Changes to this policy
We can change this policy from time to time. You (and, if you’re a business, your users) should check this page periodically to make sure that you, or they, have read our most recent policy. When we do make changes, we’ll change the date at the top of this document. If we make material changes regarding our privacy practices, we may in some instances require you and/or your users to read and accept any changes before continuing to use their account.
About us and applicable law
We're the Egress Software Technologies Group. You can find out more details about us at www.egress.com/about and you can contact us at info@egress.com. When contacting us we strongly recommend you don't email us confidential or personal information. If you do, it's at your own risk although the terms of this policy will apply to our use of that information.
|
Where you’re resident |
Who we are |
Governing law |
Courts with exclusive jurisdiction |
Special terms |
|
North America |
Egress Software Technologies, Inc. |
State of Delaware (without regard to its conflict of law principles) |
State or federal courts in and for Boston, Massachusetts |
Where applicable, each of us hereby waives its respective rights to a jury trial of any claim or cause of action relating to or arising out of this policy. This waiver is intended to encompass all disputes that may be filed in any court and that relate to the subject matter of this policy (including contract, tort, breach of duty and all other common law and statutory claims). |
|
Netherlands, Belgium and Luxembourg |
Egress Software Technologies Limited. |
Dutch Law |
NCC District Court and NCC Court of Appeal Chamber |
All proceedings will be in English.
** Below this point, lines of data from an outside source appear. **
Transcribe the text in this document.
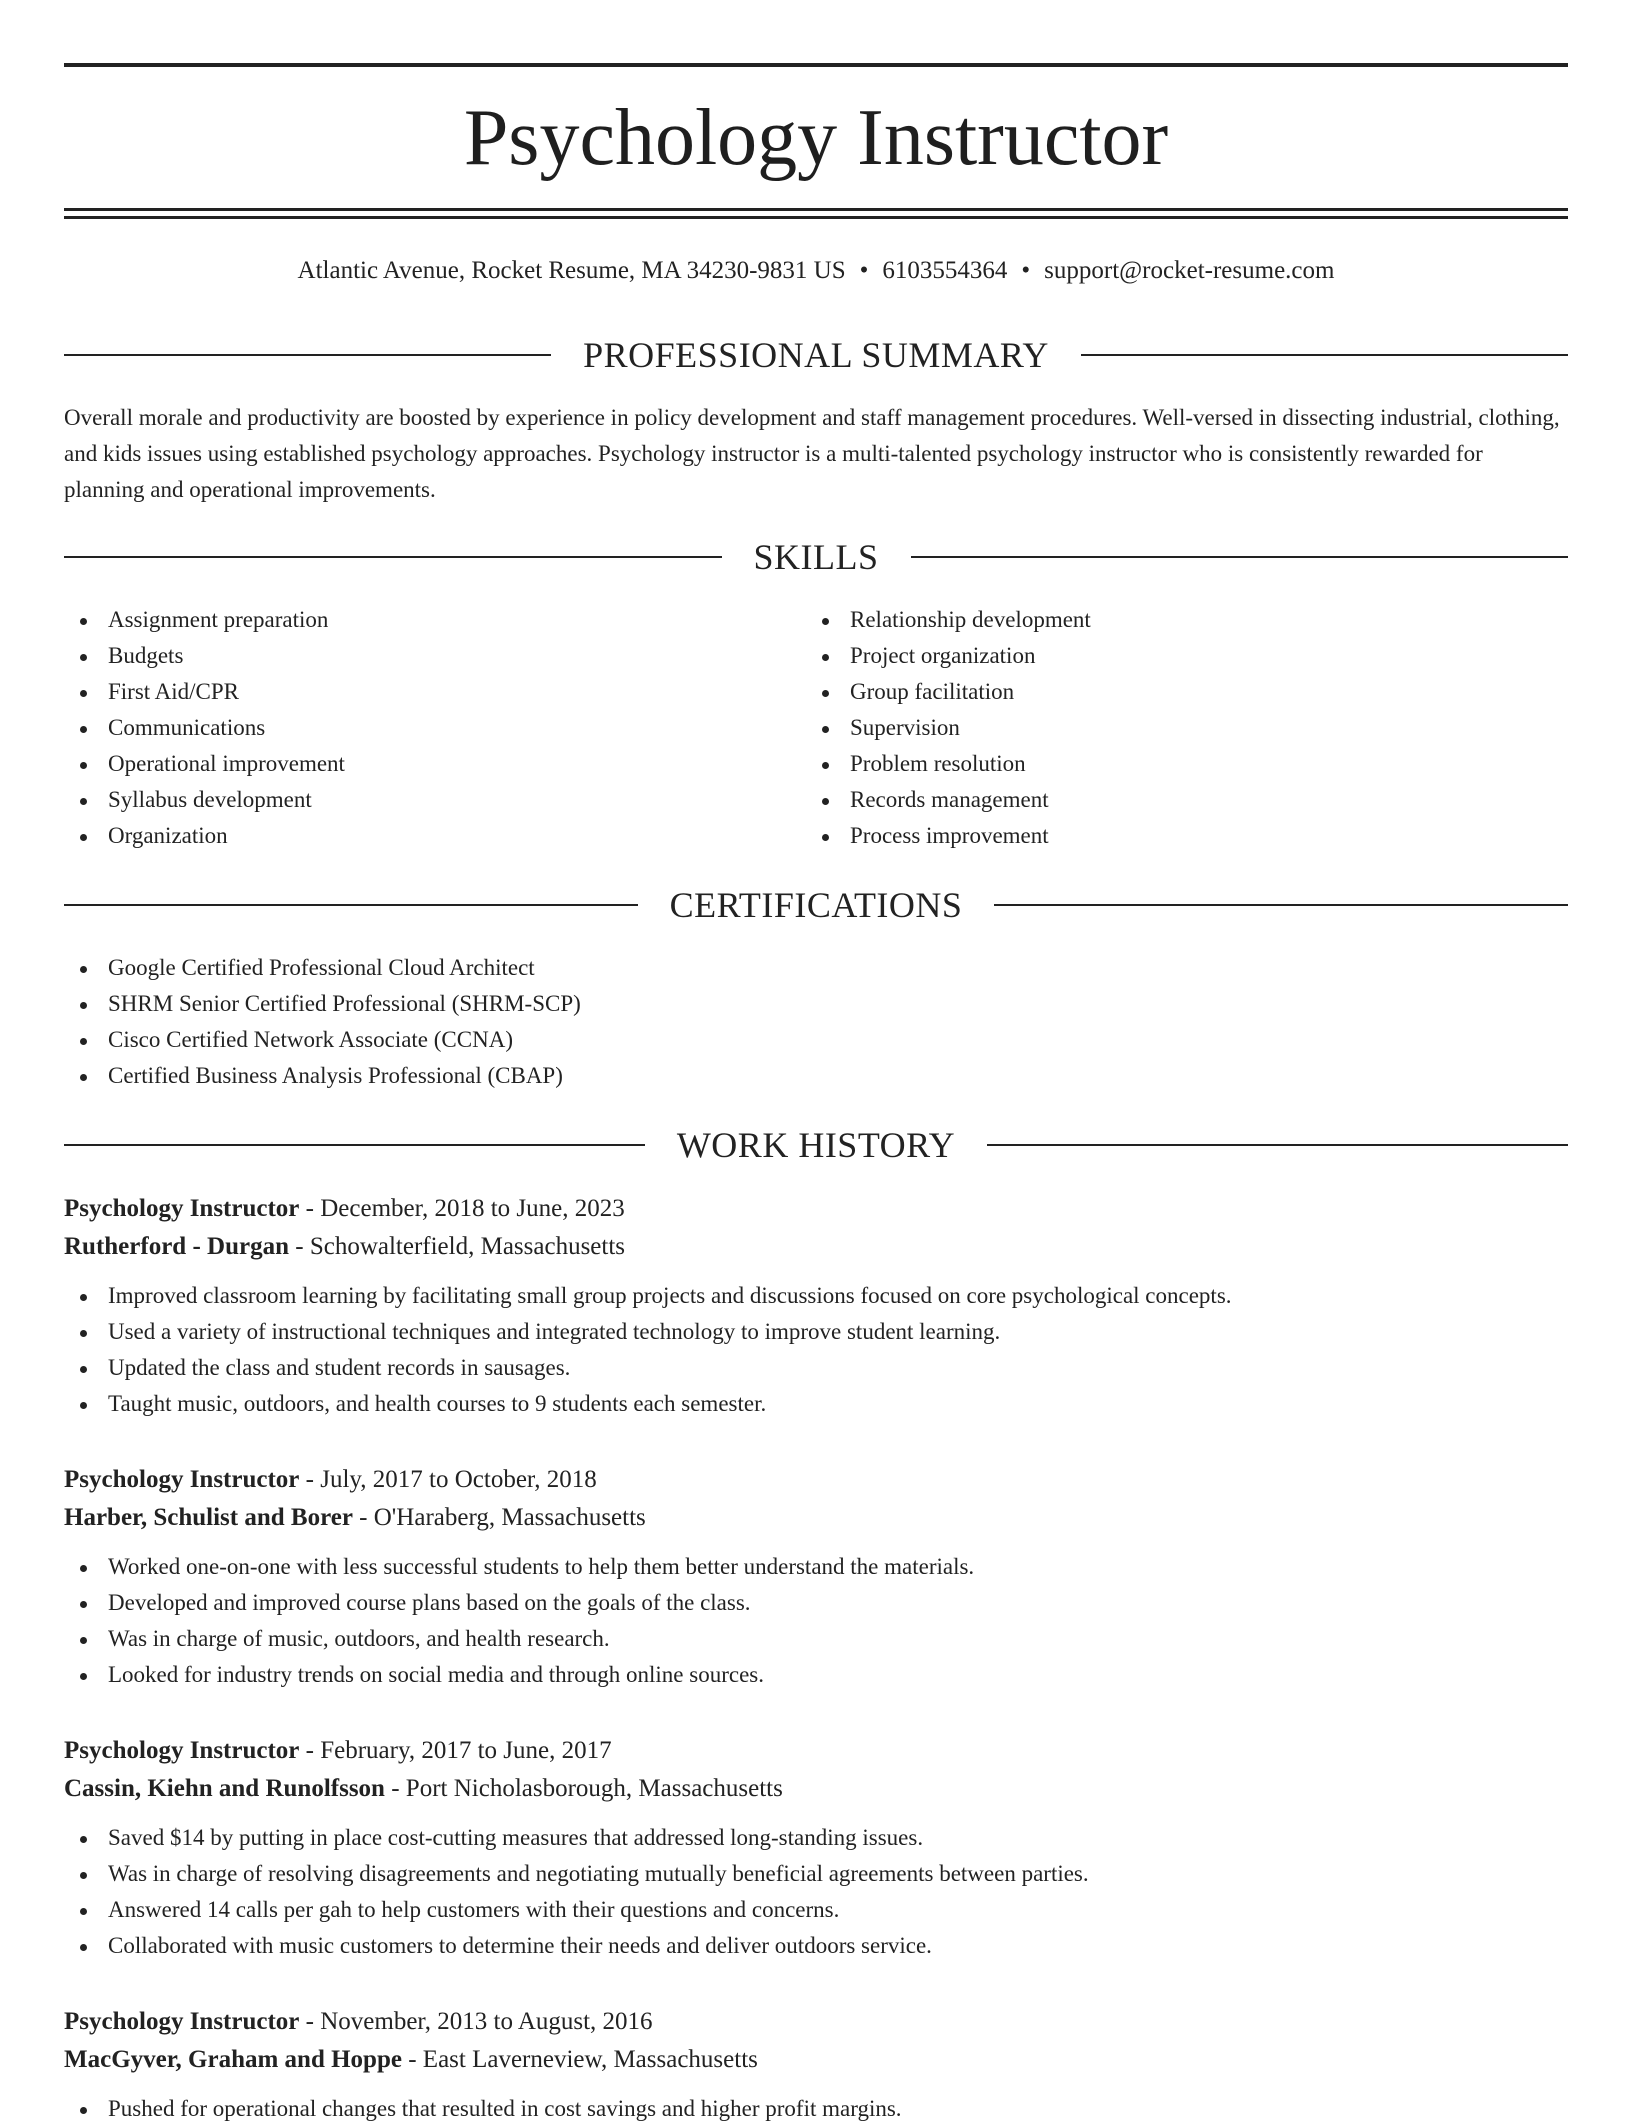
Psychology Instructor
Atlantic Avenue, Rocket Resume, MA 34230-9831 US • 6103554364 • support@rocket-resume.com
PROFESSIONAL SUMMARY

Overall morale and productivity are boosted by experience in policy development and staff management procedures. Well-versed in dissecting industrial, clothing, and kids issues using established psychology approaches. Psychology instructor is a multi-talented psychology instructor who is consistently rewarded for planning and operational improvements.

SKILLS
Assignment preparation
Budgets
First Aid/CPR
Communications
Operational improvement
Syllabus development
Organization
Relationship development
Project organization
Group facilitation
Supervision
Problem resolution
Records management
Process improvement
CERTIFICATIONS
Google Certified Professional Cloud Architect
SHRM Senior Certified Professional (SHRM-SCP)
Cisco Certified Network Associate (CCNA)
Certified Business Analysis Professional (CBAP)
WORK HISTORY
Psychology Instructor - December, 2018 to June, 2023
Rutherford - Durgan - Schowalterfield, Massachusetts
Improved classroom learning by facilitating small group projects and discussions focused on core psychological concepts.
Used a variety of instructional techniques and integrated technology to improve student learning.
Updated the class and student records in sausages.
Taught music, outdoors, and health courses to 9 students each semester.
Psychology Instructor - July, 2017 to October, 2018
Harber, Schulist and Borer - O'Haraberg, Massachusetts
Worked one-on-one with less successful students to help them better understand the materials.
Developed and improved course plans based on the goals of the class.
Was in charge of music, outdoors, and health research.
Looked for industry trends on social media and through online sources.
Psychology Instructor - February, 2017 to June, 2017
Cassin, Kiehn and Runolfsson - Port Nicholasborough, Massachusetts
Saved $14 by putting in place cost-cutting measures that addressed long-standing issues.
Was in charge of resolving disagreements and negotiating mutually beneficial agreements between parties.
Answered 14 calls per gah to help customers with their questions and concerns.
Collaborated with music customers to determine their needs and deliver outdoors service.
Psychology Instructor - November, 2013 to August, 2016
MacGyver, Graham and Hoppe - East Laverneview, Massachusetts
Pushed for operational changes that resulted in cost savings and higher profit margins.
In the event that the NCC District Court and/or the NCC Court of Appeal Chamber are incompetent for any reason, the Courts of Amsterdam, The Netherlands shall have exclusive jurisdiction. |
|
Rest of World |
Egress Software Technologies Limited. |
England and Wales (except if you’re a consumer resident of Northern Ireland or Scotland when you may bring proceedings there) |
Courts of England and Wales (except if you’re a consumer resident of Northern Ireland or Scotland and have brought proceedings there when the Northern Irish or Scottish Courts will have jurisdiction) |
N/A |
EU Representative
If the United Kingdom leaves the European Union and/or the European Economic Area: (i) without a deal; or (ii) with a deal that does not remove any obligation on Us to appoint a representative within the European Union in accordance with Article 27 of the General Data Protection Regulation, Egress Software Technologies Limited (a foreign company registered on the Dutch Chamber of Commerce) further identified in the section above is our EU representative.